I have made some progress understanding the driver problems.

One key observation is that one can only launch kernels with a limited number of thread blocks without compromising the stability of the machine.

foo<<<M, N>>>(…);

The limitations are: M <= 16 and N <= 256

With M=16 and N=256 I was able to run all my simulations. Although this is not an optimal kernel configuration, at least I get now a performance indication of the double precision hardware.

My tests indicate that increasing the number of thread blocks M increases the probability of the machine locking up. So there seems to be a bug in the thread batching system of the driver.

Please report your experience with the driver instability!

I’ve been running kernels with 12500 blocks, each with 128 threads, so far with no problem on the T10P. (The slower version with 192 stream processors and 1.08 GHz clock.)

I have a much more complicated kernel that generates an unspecified launch failure if I compile it with -arch sm_13, but I haven’t had time to track down the cause of that yet. The kernel runs fine if I compile with sm_10. So far no system lockups yet.

(RHEL5, 64-bit Linux)

Thank you for your reply!

Since I am primarily testing double precision algorithms I have to use the -arch sm_13 option. I even rewrote some of my kernels to fit the foo<<<M, N>>>(…); pattern. The driver instability occurs when one launches hundreds or thousands of these kernels during the execution of the algorithm. Launching only a few kernels does not cause problems most of the time.

It seems that you have the same hardware. Can you test some of the CUDA SDK samples? (alignedTypes, particles should crash the machine.)

It’s possible that this could be a problem with your specific board, or of an insufficient power supply. Can you try the board in another machine with a beefier PSU?


I’ve had similar problems with my D10P using -sm_13 and kernels using doubles. I was not able to run reliably with grids larger than <<<32,16>>> (my kernel uses a lot of registers). I filed a bug with Nvidia; they reproduced the bug using my code and said that the next driver to be released after 177.11 will fix my problem. Let’s wait and hope :)

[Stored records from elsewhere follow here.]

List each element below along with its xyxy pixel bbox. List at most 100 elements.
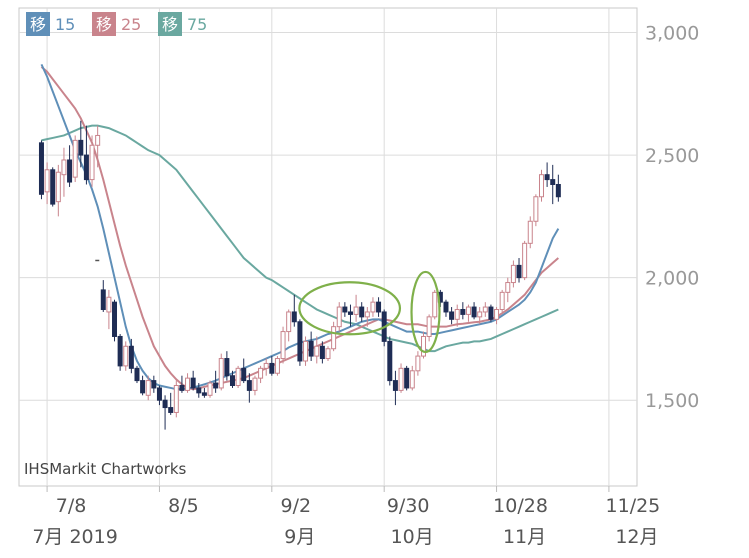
candle-body [67,159,73,183]
candle-body [72,139,78,178]
candle [55,164,61,217]
candle [465,304,471,322]
candle [61,147,67,197]
x-tick-date-label: 10/28 [493,495,548,517]
candle-body [95,134,101,146]
candle [151,375,157,393]
candle [471,302,477,320]
candle-body [336,306,342,328]
candle-body [61,159,67,176]
candle [550,164,556,205]
x-tick-month-label: 7月 2019 [32,526,117,548]
annotation-ellipse [298,281,402,336]
candle [83,125,89,185]
candle-body [213,382,219,389]
candle-body [241,367,247,382]
y-tick-label: 3,000 [645,23,699,45]
candle [522,240,528,281]
candle [415,351,421,376]
candle-body [376,301,382,313]
annotation-ellipse [410,270,441,354]
candle [274,356,280,376]
candle [325,346,331,361]
candle-body [392,380,398,391]
candle-body [426,316,432,337]
candle [190,370,196,391]
candle [50,167,56,207]
candle [213,370,219,393]
candle-body [78,139,84,156]
candle [454,304,460,327]
candle [252,375,258,396]
candle [67,145,73,187]
legend-label: 75 [187,15,207,34]
legend-box-label: 移 [162,15,178,34]
candle-body [38,142,44,195]
candle-body [555,183,561,198]
candle-body [89,144,95,181]
grid-layer [18,7,638,487]
candle-body [218,358,224,389]
candle [538,169,544,202]
candle-body [308,340,314,357]
candle-body [314,345,320,357]
candle-body [482,306,488,313]
candle [140,375,146,396]
candle-body [421,335,427,357]
candle [106,289,112,330]
candle-body [370,301,376,313]
candle-body [123,345,129,367]
candle [421,331,427,359]
candle [314,336,320,364]
candle-body [134,367,140,382]
candle-body [465,306,471,315]
candle [207,380,213,398]
candle-body [162,399,168,409]
candle-body [505,282,511,293]
candle-body [201,392,207,396]
candle [347,304,353,327]
candle [359,302,365,322]
candle [494,307,500,325]
candle-body [443,301,449,313]
candle-body [404,367,410,389]
y-tick-label: 2,000 [645,268,699,290]
candle-body [544,174,550,181]
candle [319,341,325,364]
candle [364,307,370,327]
candle [387,336,393,386]
candle [544,162,550,187]
x-tick-date-label: 11/25 [606,495,661,517]
candle [404,365,410,391]
watermark-text: IHSMarkit Chartworks [24,460,187,478]
candle-body [527,220,533,244]
candle [123,341,129,371]
candle [291,294,297,327]
candle-body [510,264,516,284]
candle-layer [38,120,561,430]
candle [241,358,247,384]
candle-body [168,407,174,413]
candle [370,297,376,317]
candle-body [55,171,61,203]
candle [168,392,174,415]
candle-body [140,380,146,394]
x-tick-month-label: 11月 [503,526,546,548]
candle-body [516,264,522,279]
candle-body [297,321,303,362]
candle-body [331,326,337,350]
candle [72,135,78,183]
candle [95,125,101,168]
candle [145,375,151,401]
candle-body [235,367,241,386]
candle-body [106,296,112,313]
candle-body [471,306,477,318]
candle-body [112,301,118,337]
candle [224,351,230,381]
candle-body [145,380,151,396]
candle [112,299,118,342]
candle [117,334,123,371]
plot-frame [18,7,638,487]
legend-box-label: 移 [96,15,112,34]
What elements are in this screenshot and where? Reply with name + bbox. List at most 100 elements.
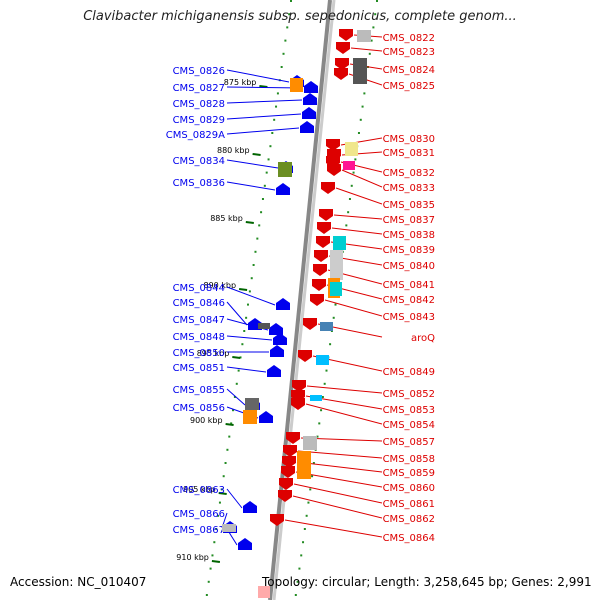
forward-gene-arrow bbox=[267, 365, 281, 377]
kbp-tick-mark bbox=[232, 356, 241, 359]
kbp-tick-label: 895 kbp bbox=[197, 349, 230, 358]
kbp-tick-mark bbox=[218, 492, 227, 495]
dark-feature-block bbox=[353, 58, 367, 84]
reverse-gene-label: CMS_0831 bbox=[383, 148, 435, 159]
forward-gene-leader bbox=[226, 301, 248, 326]
reverse-gene-label: CMS_0824 bbox=[383, 65, 435, 76]
gray-feature-block bbox=[303, 436, 317, 450]
forward-gene-arrow bbox=[259, 411, 273, 423]
reverse-gene-label: CMS_0833 bbox=[383, 183, 435, 194]
reverse-gene-arrow bbox=[286, 432, 300, 444]
reverse-lane-dots bbox=[374, 13, 377, 16]
forward-lane-dots bbox=[232, 409, 235, 412]
reverse-gene-arrow bbox=[336, 42, 350, 54]
kbp-tick-mark bbox=[259, 85, 268, 88]
reverse-gene-leader bbox=[305, 403, 383, 425]
reverse-lane-dots bbox=[354, 158, 357, 161]
forward-gene-leader bbox=[226, 388, 246, 406]
reverse-lane-dots bbox=[347, 211, 350, 214]
reverse-gene-label: CMS_0862 bbox=[383, 514, 435, 525]
orange-feature-block bbox=[290, 78, 303, 92]
reverse-gene-arrow bbox=[326, 139, 340, 151]
gray-feature-block bbox=[222, 524, 236, 532]
reverse-gene-arrow bbox=[298, 350, 312, 362]
reverse-gene-arrow bbox=[313, 264, 327, 276]
topology-summary: Topology: circular; Length: 3,258,645 bp… bbox=[262, 575, 592, 589]
kbp-tick-label: 875 kbp bbox=[224, 78, 257, 87]
forward-lane-dots bbox=[230, 422, 233, 425]
forward-gene-label: CMS_0826 bbox=[173, 66, 225, 77]
forward-gene-arrow bbox=[238, 538, 252, 550]
forward-gene-leader bbox=[226, 181, 276, 191]
forward-lane-dots bbox=[275, 105, 278, 108]
forward-lane-dots bbox=[224, 462, 227, 464]
reverse-gene-label: CMS_0823 bbox=[383, 47, 435, 58]
olive-feature-block bbox=[278, 162, 292, 177]
forward-lane-dots bbox=[237, 369, 240, 372]
forward-gene-label: CMS_0827 bbox=[173, 83, 225, 94]
reverse-lane-dots bbox=[361, 105, 364, 108]
forward-lane-dots bbox=[233, 396, 236, 398]
reverse-gene-arrow bbox=[278, 490, 292, 502]
forward-lane-dots bbox=[290, 0, 292, 2]
forward-lane-dots bbox=[207, 580, 210, 583]
reverse-gene-label: CMS_0839 bbox=[383, 245, 435, 256]
reverse-lane-dots bbox=[307, 501, 310, 504]
reverse-lane-dots bbox=[302, 541, 305, 544]
reverse-gene-arrow bbox=[291, 398, 305, 410]
reverse-lane-dots bbox=[311, 475, 314, 478]
reverse-gene-label: CMS_0858 bbox=[383, 454, 435, 465]
kbp-tick-mark bbox=[225, 423, 234, 426]
forward-lane-dots bbox=[243, 330, 246, 332]
orange-feature-block bbox=[297, 451, 311, 479]
forward-lane-dots bbox=[261, 198, 264, 200]
forward-gene-arrow bbox=[302, 107, 316, 119]
forward-lane-dots bbox=[245, 316, 248, 319]
reverse-lane-dots bbox=[352, 171, 355, 174]
reverse-gene-label: aroQ bbox=[411, 333, 435, 344]
reverse-gene-leader bbox=[331, 227, 383, 235]
forward-lane-dots bbox=[217, 514, 220, 517]
reverse-gene-label: CMS_0838 bbox=[383, 230, 435, 241]
accession-label: Accession: NC_010407 bbox=[10, 575, 147, 589]
forward-gene-arrow bbox=[276, 183, 290, 195]
reverse-gene-label: CMS_0853 bbox=[383, 405, 435, 416]
forward-gene-arrow bbox=[243, 501, 257, 513]
forward-gene-label: CMS_0863 bbox=[173, 485, 225, 496]
reverse-gene-label: CMS_0843 bbox=[383, 312, 435, 323]
reverse-gene-label: CMS_0835 bbox=[383, 200, 435, 211]
forward-gene-leader bbox=[226, 127, 300, 135]
forward-lane-dots bbox=[276, 92, 279, 95]
steelblue-feature-block bbox=[320, 322, 333, 331]
pink-feature-block bbox=[258, 586, 270, 598]
forward-lane-dots bbox=[226, 448, 229, 451]
forward-gene-label: CMS_0856 bbox=[173, 403, 225, 414]
reverse-gene-arrow bbox=[339, 29, 353, 41]
forward-lane-dots bbox=[271, 132, 274, 134]
reverse-lane-dots bbox=[325, 369, 328, 372]
reverse-gene-leader bbox=[293, 483, 383, 504]
forward-lane-dots bbox=[248, 290, 251, 293]
forward-lane-dots bbox=[235, 382, 238, 385]
forward-gene-label: CMS_0851 bbox=[173, 363, 225, 374]
reverse-lane-dots bbox=[294, 594, 297, 596]
forward-gene-label: CMS_0867 bbox=[173, 525, 225, 536]
reverse-lane-dots bbox=[305, 514, 308, 517]
reverse-lane-dots bbox=[345, 224, 348, 227]
kbp-tick-mark bbox=[211, 560, 221, 563]
forward-gene-arrow bbox=[270, 345, 284, 357]
reverse-gene-arrow bbox=[281, 466, 295, 478]
reverse-gene-arrow bbox=[292, 380, 306, 392]
reverse-lane-dots bbox=[372, 26, 375, 29]
reverse-gene-label: CMS_0860 bbox=[383, 483, 435, 494]
forward-lane-dots bbox=[258, 224, 261, 227]
reverse-gene-arrow bbox=[282, 456, 296, 468]
reverse-lane-dots bbox=[296, 580, 299, 583]
reverse-gene-leader bbox=[306, 385, 383, 394]
reverse-gene-arrow bbox=[335, 58, 349, 70]
reverse-lane-dots bbox=[359, 118, 362, 121]
forward-lane-dots bbox=[241, 343, 244, 346]
forward-lane-dots bbox=[246, 303, 249, 306]
reverse-gene-label: CMS_0859 bbox=[383, 468, 435, 479]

The board is stable with much larger grids when using floats instead of doubles. With -sm_11 or -sm_13, I can get up to <<<32,64>>> which is where I expect optimal performance based on register usage.

I even installed an additional power supply, delivering 250W exclusively to the Tesla board. I did some stress testing and ran my simulation for 30 minutes and everything worked fine. So the system seems to be ok.

But the stable kernel configurations are not really deterministic. After some small change to the algorithm even the limited kernel configuration from above is not stable any more.

Since I cannot get any of my simulations working in a reliable way, I suspect there is a hardware problem with the board.

I am getting now a replacement board from Nvidia.


Could you try the alignedTypes sample from the CUDA SDK 2.0b and see if it looks up your system?

In any case I have now requested a replacement board from Nvidia.

I just ran alignedTypes twice and it runs. It reports “TEST FAILED” for all of the subtests, with a copy throughput of around 8.6 GB/s.